In June 1961, however, while working in the Mediterranean seaside ruins of Caesarea Maritima, a team led by the Italian archaeologist Antonio Frova found a sizable piece of limestone — slightly more than 0.8 meters wide and somewhat less than 0.7 meters high — that bears the name of “Pontius Pilatus.” The Latin inscription read as follows:
To the Divine Augusti (this) Tiberieum
... Pontius Pilate
... prefect of Judea
... has dedicated (this)
Pontius Pilate most likely made his headquarters at Caesarea Maritima, travelling up to Jerusalem only when he had to do so. (From a cynical Roman leader’s point of view, Jerusalem was a virtually ungovernable den of incomprehensible religious fanatics, while Caesarea possessed and still retains the charm that could easily have made it the site of a beautiful coastal resort.)
The inscription says that Pilate had built a “Tiberieum” — evidently a temple in or near Caesarea dedicated to the then-reigning Roman emperor, Tiberius, who ruled from A.D. 14 to A.D. 37. Plainly, as others also did, Pilate was seeking to flatter the emperor. (Herod Antipas, the son of Herod the Great, had founded the important city of Tiberias, on the western shore of the Sea of Galilee, in Tiberius’ honor sometime around A.D. 20.)
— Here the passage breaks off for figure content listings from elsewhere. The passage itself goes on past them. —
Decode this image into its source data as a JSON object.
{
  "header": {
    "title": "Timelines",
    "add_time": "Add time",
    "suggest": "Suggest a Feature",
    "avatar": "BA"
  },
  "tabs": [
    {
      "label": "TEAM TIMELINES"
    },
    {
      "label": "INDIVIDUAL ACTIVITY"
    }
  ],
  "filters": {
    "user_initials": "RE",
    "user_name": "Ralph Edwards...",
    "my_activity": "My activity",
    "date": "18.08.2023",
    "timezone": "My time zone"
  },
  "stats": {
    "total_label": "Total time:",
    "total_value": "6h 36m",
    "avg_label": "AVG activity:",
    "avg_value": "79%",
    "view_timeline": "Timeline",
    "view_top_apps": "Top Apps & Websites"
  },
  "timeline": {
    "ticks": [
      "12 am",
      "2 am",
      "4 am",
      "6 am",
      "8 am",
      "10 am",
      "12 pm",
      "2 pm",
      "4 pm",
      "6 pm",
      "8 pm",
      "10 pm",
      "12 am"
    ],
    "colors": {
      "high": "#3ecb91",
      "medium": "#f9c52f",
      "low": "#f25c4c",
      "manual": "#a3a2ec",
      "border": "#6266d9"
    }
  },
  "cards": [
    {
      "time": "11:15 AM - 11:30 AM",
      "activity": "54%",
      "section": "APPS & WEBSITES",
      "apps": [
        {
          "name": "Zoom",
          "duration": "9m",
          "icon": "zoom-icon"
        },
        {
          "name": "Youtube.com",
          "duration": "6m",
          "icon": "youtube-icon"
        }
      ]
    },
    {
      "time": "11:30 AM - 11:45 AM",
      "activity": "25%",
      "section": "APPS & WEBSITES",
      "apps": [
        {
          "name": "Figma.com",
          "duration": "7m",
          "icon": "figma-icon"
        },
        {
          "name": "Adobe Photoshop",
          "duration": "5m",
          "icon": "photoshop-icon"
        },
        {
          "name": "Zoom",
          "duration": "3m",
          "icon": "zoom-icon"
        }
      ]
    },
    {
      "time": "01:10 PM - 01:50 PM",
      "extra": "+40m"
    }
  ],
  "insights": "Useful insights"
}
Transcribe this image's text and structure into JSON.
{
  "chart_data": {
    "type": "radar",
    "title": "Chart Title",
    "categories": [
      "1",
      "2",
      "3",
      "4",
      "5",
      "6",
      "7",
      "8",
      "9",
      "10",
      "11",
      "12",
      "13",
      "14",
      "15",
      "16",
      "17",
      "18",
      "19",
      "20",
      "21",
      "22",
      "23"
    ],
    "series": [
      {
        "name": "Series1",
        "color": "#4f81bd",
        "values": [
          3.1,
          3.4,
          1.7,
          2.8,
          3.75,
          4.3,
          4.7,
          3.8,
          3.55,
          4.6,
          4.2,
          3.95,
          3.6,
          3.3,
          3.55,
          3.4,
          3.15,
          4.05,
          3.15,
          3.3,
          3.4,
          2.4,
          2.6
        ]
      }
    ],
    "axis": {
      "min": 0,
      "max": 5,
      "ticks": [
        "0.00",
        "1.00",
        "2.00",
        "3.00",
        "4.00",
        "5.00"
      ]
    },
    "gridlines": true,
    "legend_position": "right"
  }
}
This fact perhaps explains the power over Pilate of the implicit threat from Jesus’ Jewish accusers, as recorded in John 19:12: When Pilate wanted to release Jesus, “the Jews cried out, saying, If thou let this man go, thou art not Caesar’s friend.”
The so-called “Pilate Stone” is historically significant because it dates to Pilate’s own lifetime. It is contemporary evidence. Yet — powerfully illustrating the distinctly random nature of archaeological discovery — the excavators could easily have missed it, simply discarding it as rubble. By the fourth century, it had been incorporated into a set of stairs in Caesarea’s Herodian theater. There, the inscription faced downward — fortunately, because that position preserved it from being worn away.
The “divine Augusti” to whom the dedication refers are the late (deified) Augustus Caesar (reigned 27 B.C. to A.D. 14) and his wife Livia, who were, respectively, the stepfather and the mother of Tiberius. The inscription identifies Pontius Pilate as the “prefect” of Judea, a title that seems to connote not only a governmental or administrative role but a military one — which seems to fit the brief literary references to his career.
A replica of the “Pilate Stone” stands directly to the east of Caesarea’s “Palace of the Procurators” — a place of enormous New Testament interest in its own right, where the apostle Paul was imprisoned for over two years under the Roman governors Felix and Festus (Acts 23:31-35; 24:27) and where he made his famous speech before Festus and Agrippa (as recorded in Acts 26) — while the original stone itself is located at Jerusalem’s Israel Museum, where it is protected from erosion and other damage.
It is, quite simply, no longer tenable to argue that Pontius Pilate never existed. And, while Pilate’s demonstrable reality certainly doesn’t prove that Jesus rose from the dead or atoned for our sins, or that he merits our devotion as our divine Lord, it constitutes an important part of a cumulative case for the reliability of the gospel accounts — which do, in fact, assert all of those things. In answer to Pilate’s question “What is truth?” (John 18:38), the New Testament declares that Jesus himself is (John 14:6).